There is really no need for a woman to have anyone's hands up her vagina during normal birth at all. It's not even necessary for a MW to help the baby rotate in order to be born, if they're left to their own devices your body will rotate the baby during the contraction after the head is born and then birth the shoulders etc.
 
You can say no to internals the entire way through your pregnancy and labour. Its your foof and if you don't want some stranger rumaging about down there you don't have to.

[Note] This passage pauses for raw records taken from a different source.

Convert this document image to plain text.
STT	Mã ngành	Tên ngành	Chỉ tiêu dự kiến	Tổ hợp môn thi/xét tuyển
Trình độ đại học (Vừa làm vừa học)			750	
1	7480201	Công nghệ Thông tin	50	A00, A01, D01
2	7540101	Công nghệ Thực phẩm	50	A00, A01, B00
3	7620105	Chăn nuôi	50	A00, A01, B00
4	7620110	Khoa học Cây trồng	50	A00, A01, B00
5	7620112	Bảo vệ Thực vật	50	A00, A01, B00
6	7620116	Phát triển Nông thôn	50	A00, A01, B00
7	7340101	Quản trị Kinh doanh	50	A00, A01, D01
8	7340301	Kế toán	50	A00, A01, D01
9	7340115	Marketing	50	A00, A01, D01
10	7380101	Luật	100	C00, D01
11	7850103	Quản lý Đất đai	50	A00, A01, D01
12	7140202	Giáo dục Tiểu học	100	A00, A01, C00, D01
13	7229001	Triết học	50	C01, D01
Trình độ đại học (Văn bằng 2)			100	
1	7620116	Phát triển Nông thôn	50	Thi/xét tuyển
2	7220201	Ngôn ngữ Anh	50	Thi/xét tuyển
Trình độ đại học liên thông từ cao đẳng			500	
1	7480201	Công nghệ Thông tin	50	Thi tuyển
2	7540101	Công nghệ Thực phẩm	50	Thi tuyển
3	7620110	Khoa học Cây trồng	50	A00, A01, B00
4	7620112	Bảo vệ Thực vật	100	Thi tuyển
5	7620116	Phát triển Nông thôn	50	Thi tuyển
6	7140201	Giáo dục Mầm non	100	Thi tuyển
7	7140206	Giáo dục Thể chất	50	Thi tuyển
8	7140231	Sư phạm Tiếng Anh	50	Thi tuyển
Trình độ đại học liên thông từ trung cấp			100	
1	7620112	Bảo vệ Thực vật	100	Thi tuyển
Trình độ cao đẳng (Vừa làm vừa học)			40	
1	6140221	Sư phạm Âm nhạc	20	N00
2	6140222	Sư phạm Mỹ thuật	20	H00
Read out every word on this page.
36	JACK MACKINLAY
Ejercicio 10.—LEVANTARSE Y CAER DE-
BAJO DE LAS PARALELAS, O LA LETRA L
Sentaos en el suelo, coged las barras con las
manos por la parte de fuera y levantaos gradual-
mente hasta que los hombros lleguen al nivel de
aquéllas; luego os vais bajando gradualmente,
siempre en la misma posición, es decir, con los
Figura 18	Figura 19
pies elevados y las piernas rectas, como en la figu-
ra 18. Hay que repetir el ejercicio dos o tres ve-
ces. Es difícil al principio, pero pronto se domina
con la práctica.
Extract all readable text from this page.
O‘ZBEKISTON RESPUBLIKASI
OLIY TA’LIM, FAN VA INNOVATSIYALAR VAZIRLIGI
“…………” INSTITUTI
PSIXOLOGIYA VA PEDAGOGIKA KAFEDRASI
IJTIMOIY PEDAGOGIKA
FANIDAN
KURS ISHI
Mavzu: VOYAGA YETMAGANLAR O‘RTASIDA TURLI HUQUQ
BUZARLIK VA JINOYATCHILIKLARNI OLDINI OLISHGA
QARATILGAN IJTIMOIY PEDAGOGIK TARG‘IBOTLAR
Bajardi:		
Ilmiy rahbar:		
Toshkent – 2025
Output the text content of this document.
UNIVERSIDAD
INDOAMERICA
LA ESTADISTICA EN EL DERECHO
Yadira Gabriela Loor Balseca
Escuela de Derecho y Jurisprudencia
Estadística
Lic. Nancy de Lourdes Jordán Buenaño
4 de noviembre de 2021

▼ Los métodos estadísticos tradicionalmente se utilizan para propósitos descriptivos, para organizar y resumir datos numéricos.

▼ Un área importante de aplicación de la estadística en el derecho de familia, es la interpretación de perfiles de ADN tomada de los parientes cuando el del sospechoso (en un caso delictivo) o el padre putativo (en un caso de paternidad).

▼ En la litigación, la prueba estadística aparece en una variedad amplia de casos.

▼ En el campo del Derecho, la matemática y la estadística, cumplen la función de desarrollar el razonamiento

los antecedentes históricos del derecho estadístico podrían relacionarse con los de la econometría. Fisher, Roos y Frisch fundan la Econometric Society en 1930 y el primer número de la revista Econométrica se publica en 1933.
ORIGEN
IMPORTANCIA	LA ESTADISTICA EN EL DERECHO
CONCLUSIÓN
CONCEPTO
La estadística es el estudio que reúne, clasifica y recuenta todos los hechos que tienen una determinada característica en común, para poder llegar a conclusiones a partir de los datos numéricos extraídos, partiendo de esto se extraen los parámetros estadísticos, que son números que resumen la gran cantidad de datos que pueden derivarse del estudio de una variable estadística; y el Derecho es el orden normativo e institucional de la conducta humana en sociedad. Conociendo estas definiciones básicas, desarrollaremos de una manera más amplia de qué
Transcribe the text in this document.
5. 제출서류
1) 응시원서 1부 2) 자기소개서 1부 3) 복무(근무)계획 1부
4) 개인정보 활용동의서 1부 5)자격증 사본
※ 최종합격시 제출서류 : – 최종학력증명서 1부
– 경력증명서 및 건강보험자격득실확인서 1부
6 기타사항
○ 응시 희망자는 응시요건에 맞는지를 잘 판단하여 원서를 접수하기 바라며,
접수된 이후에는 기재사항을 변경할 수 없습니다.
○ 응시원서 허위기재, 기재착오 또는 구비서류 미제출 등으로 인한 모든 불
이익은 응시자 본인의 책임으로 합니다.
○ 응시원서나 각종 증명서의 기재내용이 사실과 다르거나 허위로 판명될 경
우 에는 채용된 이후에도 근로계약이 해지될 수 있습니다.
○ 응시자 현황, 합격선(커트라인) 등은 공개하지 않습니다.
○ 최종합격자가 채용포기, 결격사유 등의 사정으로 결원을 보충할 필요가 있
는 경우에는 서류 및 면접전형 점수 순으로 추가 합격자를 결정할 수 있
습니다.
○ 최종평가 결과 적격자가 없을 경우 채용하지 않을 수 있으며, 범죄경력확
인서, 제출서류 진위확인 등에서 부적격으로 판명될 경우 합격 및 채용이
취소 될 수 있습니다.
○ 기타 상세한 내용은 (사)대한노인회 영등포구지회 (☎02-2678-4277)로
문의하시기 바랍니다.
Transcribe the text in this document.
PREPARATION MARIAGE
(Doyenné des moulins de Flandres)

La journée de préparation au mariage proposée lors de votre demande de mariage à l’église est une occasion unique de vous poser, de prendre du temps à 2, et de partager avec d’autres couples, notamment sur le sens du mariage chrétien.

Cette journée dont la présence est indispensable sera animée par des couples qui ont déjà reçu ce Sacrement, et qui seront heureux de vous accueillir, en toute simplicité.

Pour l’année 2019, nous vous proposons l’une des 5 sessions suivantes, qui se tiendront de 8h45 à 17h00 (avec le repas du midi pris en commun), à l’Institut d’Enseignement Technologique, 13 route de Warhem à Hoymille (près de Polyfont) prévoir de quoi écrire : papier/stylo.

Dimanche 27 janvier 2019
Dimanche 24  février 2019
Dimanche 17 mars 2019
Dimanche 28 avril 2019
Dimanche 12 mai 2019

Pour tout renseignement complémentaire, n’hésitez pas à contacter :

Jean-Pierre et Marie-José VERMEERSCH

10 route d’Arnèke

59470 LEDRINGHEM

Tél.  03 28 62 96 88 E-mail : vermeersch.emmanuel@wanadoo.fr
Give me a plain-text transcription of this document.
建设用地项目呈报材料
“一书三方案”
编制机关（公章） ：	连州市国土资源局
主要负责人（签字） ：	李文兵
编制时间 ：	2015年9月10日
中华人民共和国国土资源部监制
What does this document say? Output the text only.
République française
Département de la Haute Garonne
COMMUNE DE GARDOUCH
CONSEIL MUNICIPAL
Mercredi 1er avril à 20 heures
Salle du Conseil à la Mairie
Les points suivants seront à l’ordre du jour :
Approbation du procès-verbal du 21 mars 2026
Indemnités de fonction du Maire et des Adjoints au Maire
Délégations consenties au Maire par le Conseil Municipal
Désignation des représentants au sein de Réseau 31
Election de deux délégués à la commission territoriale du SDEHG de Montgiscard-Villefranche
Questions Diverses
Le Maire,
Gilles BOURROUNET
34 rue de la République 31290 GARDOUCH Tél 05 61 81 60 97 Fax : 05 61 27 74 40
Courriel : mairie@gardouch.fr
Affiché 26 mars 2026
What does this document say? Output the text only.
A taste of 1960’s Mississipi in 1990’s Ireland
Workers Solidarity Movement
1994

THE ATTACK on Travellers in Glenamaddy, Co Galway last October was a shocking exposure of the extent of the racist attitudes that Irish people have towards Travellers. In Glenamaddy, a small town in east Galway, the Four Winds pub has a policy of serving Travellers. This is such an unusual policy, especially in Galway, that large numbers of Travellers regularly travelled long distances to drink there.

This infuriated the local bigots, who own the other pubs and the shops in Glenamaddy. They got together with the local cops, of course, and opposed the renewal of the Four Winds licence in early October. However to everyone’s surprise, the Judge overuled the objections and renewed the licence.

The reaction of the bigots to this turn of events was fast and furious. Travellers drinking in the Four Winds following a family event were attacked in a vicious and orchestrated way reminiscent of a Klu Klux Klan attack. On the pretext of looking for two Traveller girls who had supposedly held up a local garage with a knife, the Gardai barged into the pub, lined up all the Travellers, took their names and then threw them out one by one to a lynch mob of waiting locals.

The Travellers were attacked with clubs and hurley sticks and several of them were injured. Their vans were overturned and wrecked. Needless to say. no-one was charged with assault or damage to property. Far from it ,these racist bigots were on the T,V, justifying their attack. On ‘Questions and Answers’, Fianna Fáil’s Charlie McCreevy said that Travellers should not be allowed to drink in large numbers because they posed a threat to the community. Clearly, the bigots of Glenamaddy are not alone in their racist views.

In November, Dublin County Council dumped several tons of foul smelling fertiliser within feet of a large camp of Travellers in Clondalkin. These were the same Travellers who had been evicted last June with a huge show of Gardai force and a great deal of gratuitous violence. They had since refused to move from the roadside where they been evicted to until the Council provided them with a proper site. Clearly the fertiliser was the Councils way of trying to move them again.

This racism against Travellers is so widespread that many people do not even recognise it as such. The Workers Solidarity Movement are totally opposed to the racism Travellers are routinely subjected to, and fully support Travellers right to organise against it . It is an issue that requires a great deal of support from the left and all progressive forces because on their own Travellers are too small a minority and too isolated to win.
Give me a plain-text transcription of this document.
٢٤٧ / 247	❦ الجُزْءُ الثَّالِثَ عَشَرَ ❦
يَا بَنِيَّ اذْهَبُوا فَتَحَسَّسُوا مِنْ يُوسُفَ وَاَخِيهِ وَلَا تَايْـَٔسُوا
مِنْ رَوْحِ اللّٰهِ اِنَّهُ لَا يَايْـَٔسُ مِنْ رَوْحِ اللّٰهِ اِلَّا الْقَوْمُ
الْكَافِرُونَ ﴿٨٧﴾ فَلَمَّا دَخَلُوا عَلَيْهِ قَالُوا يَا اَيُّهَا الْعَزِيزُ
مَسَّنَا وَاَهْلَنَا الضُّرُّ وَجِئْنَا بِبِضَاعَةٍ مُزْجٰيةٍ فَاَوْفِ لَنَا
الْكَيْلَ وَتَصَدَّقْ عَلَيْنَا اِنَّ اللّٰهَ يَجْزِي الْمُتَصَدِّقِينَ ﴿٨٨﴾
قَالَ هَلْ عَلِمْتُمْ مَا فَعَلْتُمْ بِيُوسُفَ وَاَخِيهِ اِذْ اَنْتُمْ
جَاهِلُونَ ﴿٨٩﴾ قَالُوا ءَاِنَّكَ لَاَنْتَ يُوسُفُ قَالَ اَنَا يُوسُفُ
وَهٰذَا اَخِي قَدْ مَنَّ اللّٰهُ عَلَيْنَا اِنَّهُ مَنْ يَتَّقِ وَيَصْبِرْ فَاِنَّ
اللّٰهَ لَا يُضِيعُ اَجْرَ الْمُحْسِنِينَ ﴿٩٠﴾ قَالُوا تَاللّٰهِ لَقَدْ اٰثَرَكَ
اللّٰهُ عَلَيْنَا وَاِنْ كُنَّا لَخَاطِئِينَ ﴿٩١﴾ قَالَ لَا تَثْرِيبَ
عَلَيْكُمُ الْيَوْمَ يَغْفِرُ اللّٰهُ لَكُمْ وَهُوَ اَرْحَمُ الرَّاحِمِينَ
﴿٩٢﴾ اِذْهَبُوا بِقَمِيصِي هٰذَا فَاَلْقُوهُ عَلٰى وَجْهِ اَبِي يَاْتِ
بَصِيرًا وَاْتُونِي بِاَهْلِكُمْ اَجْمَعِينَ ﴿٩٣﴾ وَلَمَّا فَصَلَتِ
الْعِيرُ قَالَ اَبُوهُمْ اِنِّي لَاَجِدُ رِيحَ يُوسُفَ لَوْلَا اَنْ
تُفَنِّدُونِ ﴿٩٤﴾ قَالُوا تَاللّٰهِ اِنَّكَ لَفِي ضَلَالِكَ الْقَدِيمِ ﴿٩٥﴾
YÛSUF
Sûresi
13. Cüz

I have it in my birth plan that I don't want internals. This may change as I'm going to negotiate my birth plan with the head of labour ward and a consultant and as I'm VBAC-ing they want to know when I reach 7cm as the risks apparently get higher after tis point.......but I may still decide no. Or that I want to self examine. Or I may say yes to 1 internal if I'm transitioning, or if something looks wrong then I may agree. But its up to me, not them if I have an internal.
 
Like in my previous post I agree that in a normal straight forward labour the external signs of a labouring women are enough to indicate when the woman is ready for pushing and to indicate she is in labour in the first place. But I think that vaginal examinations do have a place. I am assuming all the previous talk of VEs being uncessary and pointless are in situations where the labour appears to be progressing well in a straight forward low risk woman with a fetal heart that has been reassuring. Otherwise a vaginal examination would YES therefore be necessary in a case where signs of fetal distress, meconium, obstructed labour etc are showing and the information from this VE would help choose the best intervention necessary. I am all for hands off, but there does come a point where a VE would be necessary.

:)
 
Don't get all what hun? You would probably be better posting this in the natural birthing section, a lot more women with similar ideals for labour over there :)

I don't understand why women need to be told to push or be given internals to make sure. :wacko:

Because everything they see and hear tells them that's how it is and that somehow their baby will die without it.

Yes there are occasions when a VE would be recommended but that is not the norm and especially not in a natural setting with no other interventions.